A few feet away another kid held out a pellet. “Ow,” she said as a sheep took the pellet and ripped the little paper cup out of her hand.
Leila grabbed my camera. “You feed it. I’ll take the photo.”
The sheep smiled a toothy smile at me. “Ah, who wants a picture of a sheep anyway,” I said. “Let’s go see the lions.”
We were in luck. One of the lions was ‘lion’ – I told you I love that – on a rock right near the viewing window. A group of people were just leaving, mumbling something about lions sleeping 20 hours per day and using the other four hours mainly for eating and mating. I mentally added zoo lion to one of the things I’d like to come back as in a future life.
I readied my camera. “Do something,” I said to Charlie and Leila.

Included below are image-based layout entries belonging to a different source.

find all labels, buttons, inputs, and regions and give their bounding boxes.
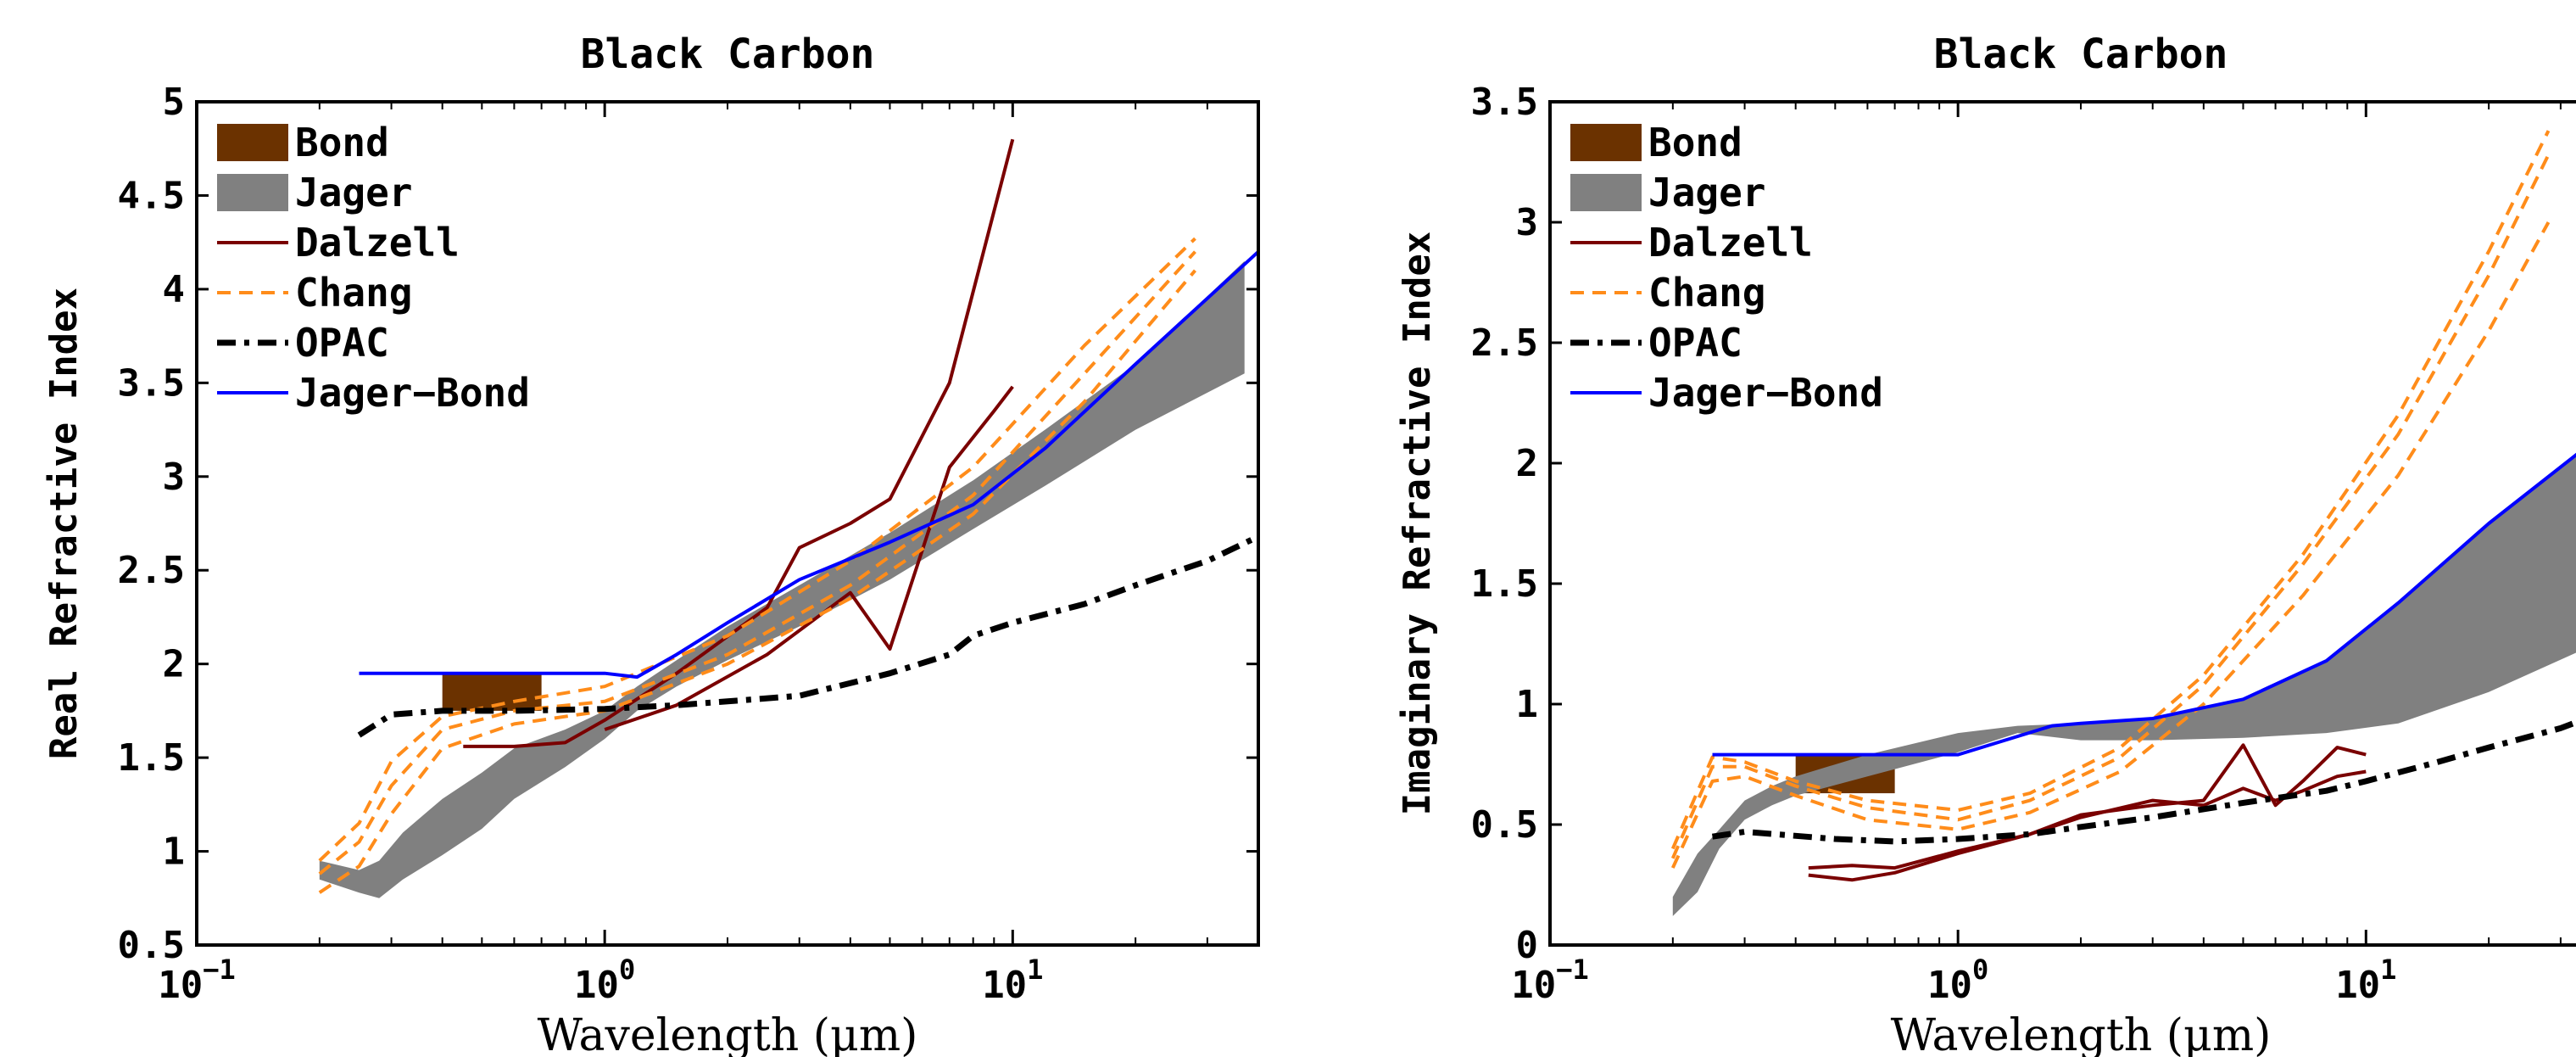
y-tick-label: 0.5 — [118, 924, 185, 967]
x-tick-label: 101 — [982, 954, 1043, 1007]
x-tick-label: 100 — [574, 954, 635, 1007]
axes: 0 0.5 1 1.5 2 2.5 3 3.5 10−1 100 101 — [1471, 81, 2576, 1007]
legend-label: Chang — [295, 270, 412, 316]
y-tick-label: 1 — [1516, 683, 1539, 726]
y-tick-label: 2.5 — [1471, 322, 1538, 365]
legend-item-chang: Chang — [1570, 270, 1765, 316]
y-tick-label: 3.5 — [118, 361, 185, 405]
legend-label: Jager — [1648, 170, 1765, 215]
series-jager-bond-line-1 — [1712, 452, 2576, 757]
x-axis-label: Wavelength (μm) — [1891, 1010, 2272, 1057]
y-axis-label: Real Refractive Index — [42, 288, 86, 759]
y-tick-label: 4.5 — [118, 174, 185, 217]
legend-label: Chang — [1648, 270, 1765, 316]
series-chang-line-2 — [1670, 154, 2551, 859]
series-chang-line-3 — [318, 237, 1196, 863]
y-tick-label: 4 — [163, 268, 186, 311]
x-tick-label: 101 — [2335, 954, 2396, 1007]
y-tick-label: 3 — [163, 456, 186, 499]
legend-item-bond: Bond — [217, 120, 389, 165]
legend-label: Dalzell — [1648, 220, 1813, 266]
y-tick-label: 0 — [1516, 924, 1539, 967]
series-jager-band — [1672, 455, 2576, 916]
legend-label: Jager — [295, 170, 412, 215]
legend-swatch — [1570, 124, 1642, 161]
series-chang-line-1 — [1670, 221, 2551, 869]
legend-item-bond: Bond — [1570, 120, 1742, 165]
legend-swatch — [217, 124, 288, 161]
legend-label: Jager−Bond — [295, 370, 530, 416]
legend-item-jager: Jager — [217, 170, 412, 215]
legend-item-jager-bond: Jager−Bond — [1570, 370, 1883, 416]
x-axis-label: Wavelength (μm) — [538, 1010, 918, 1057]
y-tick-label: 5 — [163, 81, 186, 124]
y-tick-label: 1 — [163, 830, 186, 874]
series-dalzell-line-1 — [463, 138, 1015, 748]
legend-item-opac: OPAC — [217, 320, 389, 366]
legend-label: Bond — [295, 120, 389, 165]
y-tick-label: 3 — [1516, 201, 1539, 244]
chart-title: Black Carbon — [581, 31, 875, 78]
legend-item-opac: OPAC — [1570, 320, 1742, 366]
series-chang-line-3 — [1670, 130, 2551, 850]
series-dalzell-line-1 — [1808, 769, 2367, 882]
y-tick-label: 3.5 — [1471, 81, 1538, 124]
x-tick-label: 10−1 — [1511, 954, 1589, 1007]
series-jager-bond-line-1 — [359, 250, 1258, 680]
y-tick-label: 0.5 — [1471, 803, 1538, 847]
series-opac-line-1 — [357, 534, 1258, 738]
legend-swatch — [217, 174, 288, 211]
series-chang-line-2 — [318, 250, 1196, 875]
legend-label: Bond — [1648, 120, 1742, 165]
x-tick-label: 100 — [1927, 954, 1988, 1007]
legend-label: OPAC — [295, 320, 389, 366]
legend-item-jager-bond: Jager−Bond — [217, 370, 530, 416]
y-tick-label: 1.5 — [1471, 562, 1538, 606]
series-jager-band — [319, 260, 1245, 898]
series-dalzell-line-2 — [1808, 743, 2367, 870]
legend-item-dalzell: Dalzell — [1570, 220, 1813, 266]
chart-title: Black Carbon — [1934, 31, 2228, 78]
legend-label: OPAC — [1648, 320, 1742, 366]
y-axis-label: Imaginary Refractive Index — [1396, 232, 1439, 816]
series-dalzell-line-2 — [604, 385, 1014, 731]
y-tick-label: 2 — [1516, 442, 1539, 485]
legend-item-chang: Chang — [217, 270, 412, 316]
legend-label: Jager−Bond — [1648, 370, 1883, 416]
plot-area — [1670, 130, 2576, 916]
legend-item-jager: Jager — [1570, 170, 1765, 215]
legend-item-dalzell: Dalzell — [217, 220, 460, 266]
plot-area — [318, 138, 1258, 898]
chart-panel-imaginary: Black Carbon 00.511.522.533.510−1 100 101 … — [1396, 31, 2576, 1057]
legend-label: Dalzell — [295, 220, 460, 266]
legend-swatch — [1570, 174, 1642, 211]
y-tick-label: 2.5 — [118, 549, 185, 592]
y-tick-label: 1.5 — [118, 736, 185, 780]
y-tick-label: 2 — [163, 643, 186, 686]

“I don’t know, try to look delicious or something.”
They got close to the glass partition and sure enough, the lion picked its head up and ran its large tongue over its lips. “Perfect. Now, smile.”
After the lions, we visited the giraffe with the kink in its neck. “I think he forgot to duck when he went into his cave,” I said.
“Don’t tell them that,” my wife said, then she explained that the giraffe was born that way. “Some creatures just have defects,” she added looking at me.
I stopped hanging my head over to one side and pulled in my tongue.
“I’m hungry,” said Charlie.
“Me, too,” said Leila.
We started trekking toward the parking lot. “We need marching music,” I said to Leila. “I should play my underarm trumpet.”
“What’s an underarm trumpet?” she asked.